Melbourne and Penrith didn’t even need to bring the real thing to the Overseas Passenger Terminal at Circular Quay – the organisers of the joint presentation had it pre-manufactured and ready to go. Because nothing screams bad blood like a boxing weigh-in-style standoff to a backdrop resembling a local fete.
Kids with cardboard cut-outs hovered in groups with adult chaperones as each opposing set of Panthers and Storm players was introduced, stepped up from opposite sides of the stage and stared each other down, the Provan-Summons Trophy glistening enticingly between them.
There were cheers – the heartiest were reserved for Nathan Cleary and Jarome Luai – and boos at the ready to greet freshly minted Dally M player of the year Jahrome Hughes and Liam Martin’s nemesis-turned-best bro Cameron Munster, who was in quick-witted form.
“Are you ready to fire on Sunday?” the host asked Munster.
“I haven’t fired all year, so I’m due,” he replied.
“What’s your preparation like?” she prodded further.
“Usually a banana and yoghurt in the morning,” he said.
Like Munster’s choice of breakfast, the event was wholesome and nourishing. Reece Walsh wasn’t even there to sledge a teenage fan this time.

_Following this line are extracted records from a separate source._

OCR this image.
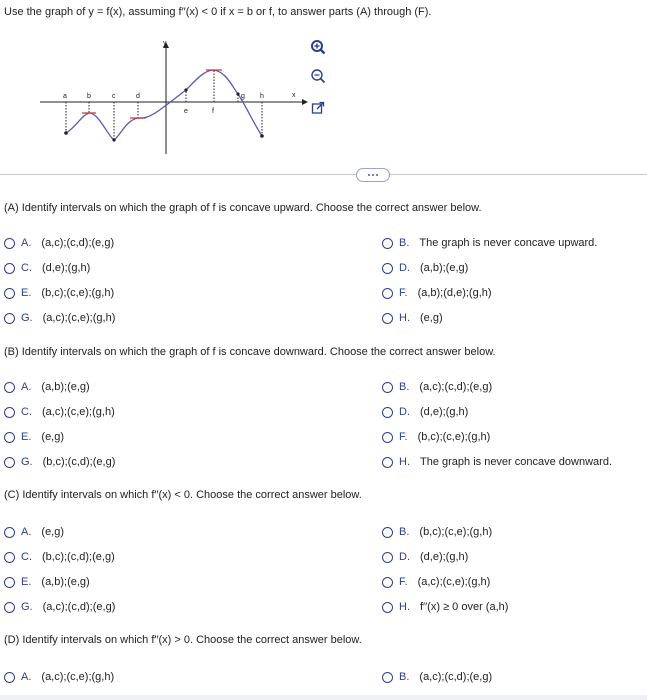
Use the graph of y = f(x), assuming f′′(x) < 0 if x = b or f, to answer parts (A) through (F).
y
x
a	b	c	d
e	f
g h
(A) Identify intervals on which the graph of f is concave upward. Choose the correct answer below.
A. (a,c);(c,d);(e,g)	B. The graph is never concave upward.
C. (d,e);(g,h)	D. (a,b);(e,g)
E. (b,c);(c,e);(g,h)	F. (a,b);(d,e);(g,h)
G. (a,c);(c,e);(g,h)	H. (e,g)
(B) Identify intervals on which the graph of f is concave downward. Choose the correct answer below.
A. (a,b);(e,g)	B. (a,c);(c,d);(e,g)
C. (a,c);(c,e);(g,h)	D. (d,e);(g,h)
E. (e,g)	F. (b,c);(c,e);(g,h)
G. (b,c);(c,d);(e,g)	H. The graph is never concave downward.
(C) Identify intervals on which f′′(x) < 0. Choose the correct answer below.
A. (e,g)	B. (b,c);(c,e);(g,h)
C. (b,c);(c,d);(e,g)	D. (d,e);(g,h)
E. (a,b);(e,g)	F. (a,c);(c,e);(g,h)
G. (a,c);(c,d);(e,g)	H. f′′(x) ≥ 0 over (a,h)
(D) Identify intervals on which f′′(x) > 0. Choose the correct answer below.
A. (a,c);(c,e);(g,h)	B. (a,c);(c,d);(e,g)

Then came the transition to official pre-match press conference mode – 15 minutes of doof-doof music while families sat on the pavement and ate their pre-packed lunches. Two tables were brought onto the stage, and up went Bellamy, Harry Grant, Ryan Papenhuyzen and Josh King to sit at one and Ivan Cleary, Nathan Cleary, Isaah Yeo and Luai at the other.
Eight guys sitting side by side, squinting into the sun, straight-batting questions until they would be released for some downtime before training that afternoon.

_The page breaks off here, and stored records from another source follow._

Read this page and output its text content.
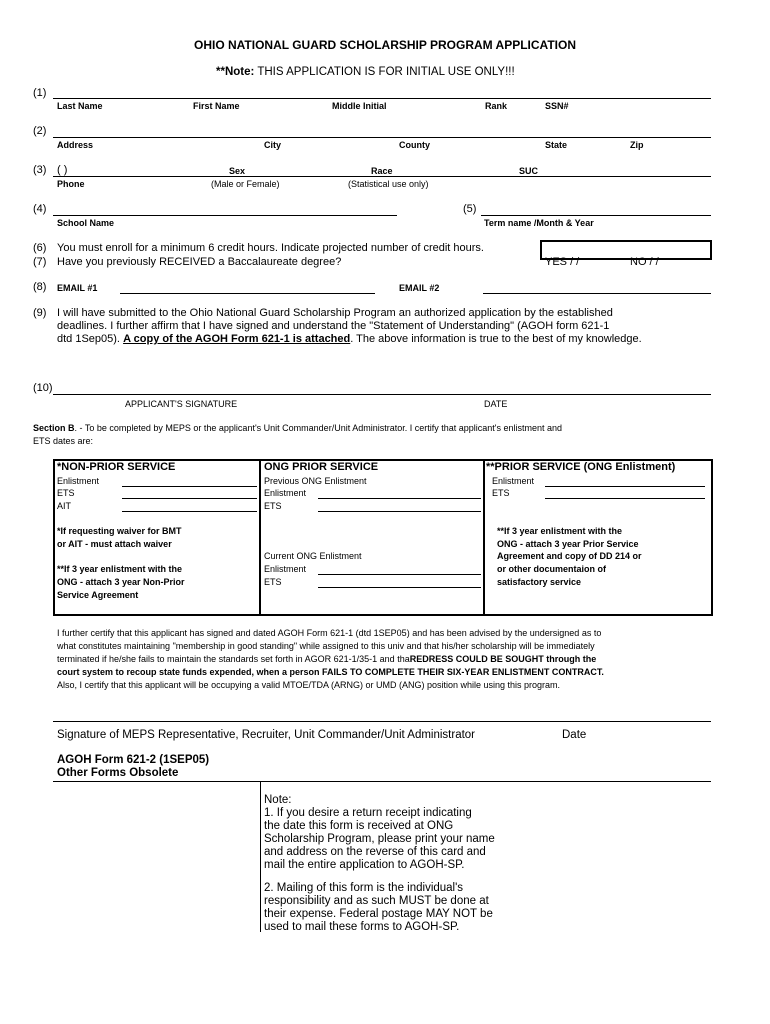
OHIO NATIONAL GUARD SCHOLARSHIP PROGRAM APPLICATION
**Note: THIS APPLICATION IS FOR INITIAL USE ONLY!!!
(1)
Last Name	First Name	Middle Initial	Rank	SSN#
(2)
Address	City	County	State	Zip
(3) ( )	Sex	Race	SUC
Phone	(Male or Female)	(Statistical use only)
(4)
School Name
(5)
Term name /Month & Year
(6) You must enroll for a minimum 6 credit hours. Indicate projected number of credit hours.
(7) Have you previously RECEIVED a Baccalaureate degree?	YES / /	NO / /
(8) EMAIL #1	EMAIL #2
(9) I will have submitted to the Ohio National Guard Scholarship Program an authorized application by the established
deadlines. I further affirm that I have signed and understand the "Statement of Understanding" (AGOH form 621-1
dtd 1Sep05). A copy of the AGOH Form 621-1 is attached. The above information is true to the best of my knowledge.
(10)
APPLICANT'S SIGNATURE	DATE
Section B. - To be completed by MEPS or the applicant's Unit Commander/Unit Administrator. I certify that applicant's enlistment and
ETS dates are:
*NON-PRIOR SERVICE
Enlistment
ETS
AIT
*If requesting waiver for BMT
or AIT - must attach waiver
**If 3 year enlistment with the
ONG - attach 3 year Non-Prior
Service Agreement
ONG PRIOR SERVICE
Previous ONG Enlistment
Enlistment
ETS
Current ONG Enlistment
Enlistment
ETS
**PRIOR SERVICE (ONG Enlistment)
Enlistment
ETS
**If 3 year enlistment with the
ONG - attach 3 year Prior Service
Agreement and copy of DD 214 or
or other documentaion of
satisfactory service
I further certify that this applicant has signed and dated AGOH Form 621-1 (dtd 1SEP05) and has been advised by the undersigned as to
what constitutes maintaining "membership in good standing" while assigned to this univ and that his/her scholarship will be immediately
terminated if he/she fails to maintain the standards set forth in AGOR 621-1/35-1 and thaREDRESS COULD BE SOUGHT through the
court system to recoup state funds expended, when a person FAILS TO COMPLETE THEIR SIX-YEAR ENLISTMENT CONTRACT.
Also, I certify that this applicant will be occupying a valid MTOE/TDA (ARNG) or UMD (ANG) position while using this program.
Signature of MEPS Representative, Recruiter, Unit Commander/Unit Administrator	Date
AGOH Form 621-2 (1SEP05)
Other Forms Obsolete
Note:
1. If you desire a return receipt indicating
the date this form is received at ONG
Scholarship Program, please print your name
and address on the reverse of this card and
mail the entire application to AGOH-SP.
2. Mailing of this form is the individual's
responsibility and as such MUST be done at
their expense. Federal postage MAY NOT be
used to mail these forms to AGOH-SP.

Nathan Cleary had the right idea, simply repeating it’s “feeling really good” to every enquiry about the status of his shoulder, and remaining otherwise motionless. Still, having him and Josh King in the same place at the same time was an opportunity not to be missed. King laid the round-24 tackle that aggravated the injury and sidelined the star halfback for the final three weeks of the regular season.
Was Cleary extra still when King was asked about the nature of that tackle – a reported sore point for Penrith? And did the corner of his mouth just twitch a little when King insisted “I certainly wasn’t trying to do any wrestling moves or anything like that”? Is there a body language expert in the house?
That non-reaction was all we had, because Cleary answered the follow-up question as if the tackle had never been a talking point to begin with. “Honestly, I didn’t even think of it at the time,” he said. “It was just one of those unlucky positions. It’s just an injury. It was unfortunate. A lot of things have to happen and it’s a contact sport, so I don’t even think about it like that.”
The only person to rival Cleary’s interstate diplomacy was his father, when asked if he could see a world in which he could juggle his Panthers coaching commitments with those of the just-vacated NSW State of Origin job. Ivan appeared flummoxed, as if his name has not been doing the rounds since Michael Maguire was appointed by the Brisbane Broncos, and then delivered the clincher: “Was that [question] for me?”
In the end, Bellamy answered it by warning he would never again try to do both at once and the Blues “need someone independent of coaching in the NRL”. Then he finished the show with another bit of breaking news and an unintended morsel of comic timing.
Did he plan to continue coaching past his 70th birthday, or did Jahrome Hughes have it right when he predicted such stretched longevity would risk him suffering a mid-match heart attack in the box? “I’m not quite sure how long the fire’s going to burn, but at the end of the day I don’t think I’ll see 70,” he said, before a long pause and then a clarification. “In footy, I mean.”